Perfect for: Those times you’re feeling nostalgic.
Eleanor & Park by Rainbow Rowell
Photo via Flicker/WePlayEndlessly
Eleanor Douglas is from a broken home with a drunk and physically abusive stepfather. Park Sheridan, an Asian boy who is smaller than he thinks he should be and is not very enthusiastic about martial arts. The two meet and connect; Park tries to make Eleanor’s life better and confesses his love. She refuses at first, but then reaches out to him when things hit rock bottom.
Perfect for: The moments you want to believe in love.
Jellicoe Road by Melina Marchetta
Photo via Flicker/PaigeReader
When she was 11 years old, Taylor Markham was abandoned at a 7/11 on Jellicoe Road. By the time she is 17, she is the leader of the boarding school on that same road that made up her life. Her only adult influence is her mentor, Hannah, who lives in an unfinished house by the school and is always writing an unfinished book. At the height of the territory wars against other group of children, Hannah goes missing and Taylor must solve the mystery surrounding Hannah’s past, which runs parallel with her present.

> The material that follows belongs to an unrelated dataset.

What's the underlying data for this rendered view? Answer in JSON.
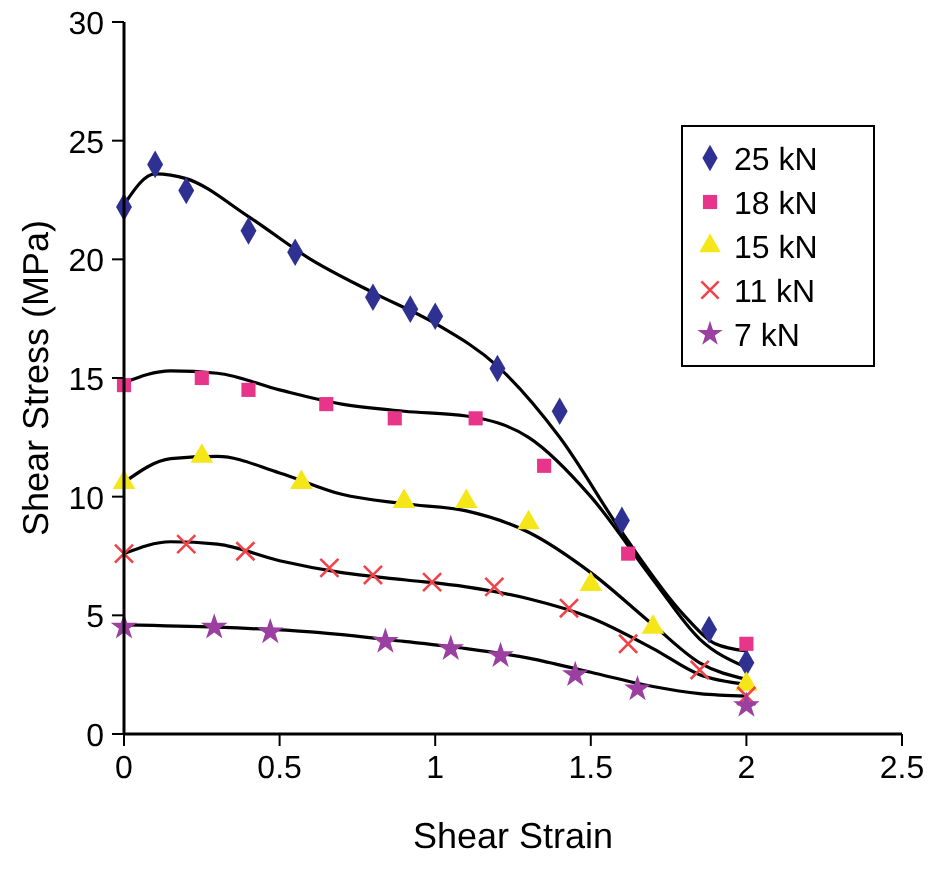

Perfect for: When you want to piece a puzzle together.
A Little Life by Hanya Yanagihara
Photo via Flicker/ Wirasathya Darmaja
There is a group of four friends—JB, Malcolm, Jude and Willem—each with their own talents that share the same loyalty. While they’ve spent most of their lives with each other, the three hardly know anything about Jude’s past. They distrust his car accident excuse for his limp and question why he is always in long sleeves. The book takes readers to Jude’s tragic past, filled with severe abuse, mistreatment and stripping him of his humanity.
Perfect for: When you want to bury yourself in dread.
Grab a book, grab a cup of something hot and read to the rhythm of the rain.